In short, it is not logical to take an individual who is suffering from rampant insomnia, has rampant nutritional deficiencies, demonstrates a total collapse of stress tolerance (aka ‘freeze’-type stress response) and provide them with a probiotic capsule to see if probiotics work.
As a result, this study follows many that have gone before it in that it provides some pointers (probiotics aren’t likely to help when there is already bacterial overgrowth, eg. SIBO and bloating) but leaves us with more questions than answers: what separated the responders from the non-responders (eg. what were the differences in baseline microbial populations between the two sub-groups)? What was the autonomic tone of those who didn’t respond versus those that did (eg. how many were subject to excessive stress), given the impact this has on the local environment in the gut? Were there obvious differences between the two groups in regards to the patterns of their diarrhoea (eg. constant versus stress-induced)?

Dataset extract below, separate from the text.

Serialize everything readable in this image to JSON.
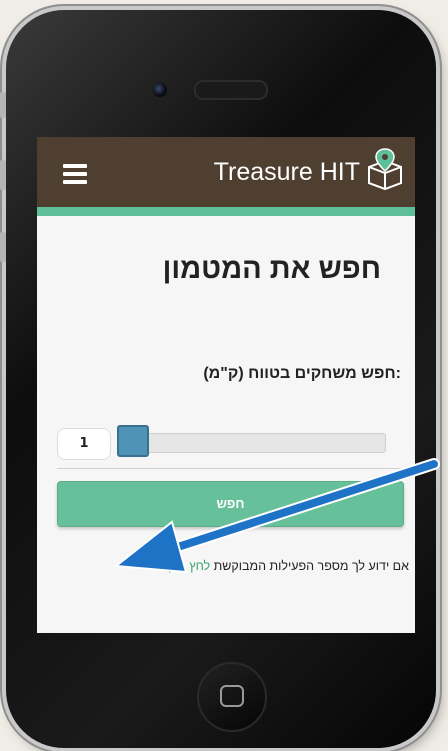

This study follows many that went before it in that it focuses on an interesting area, assesses masses of trial data and deploys strong scientific methodology. And yet, because of its adherence to EBM orthodoxy, it is unable to tell us what we want to know and its legacy will ultimately be that it is used as media fodder to sow confusion and generate more clicks. However, there are two conclusions we can make:
- providing different types of probiotics in populations with an assortment of digestive conditions, brought on by a medley causes and with variable metabolic obstacles will see a mishmash of outcomes. Averaging these patterns in an attempt to establish The One True Effect is neither sensible or useful.
- probiotics are a cornerstone of treating digestive issues and remain one of the most reliable interventions open to those with such challenges, provided that the condition is driven by microbial imbalance and that the individual taking them had a fair chance to respond to them (which is the case only some of the time… more on this in Part II, where we look at the wins and the limitations when using probiotics on the frontline).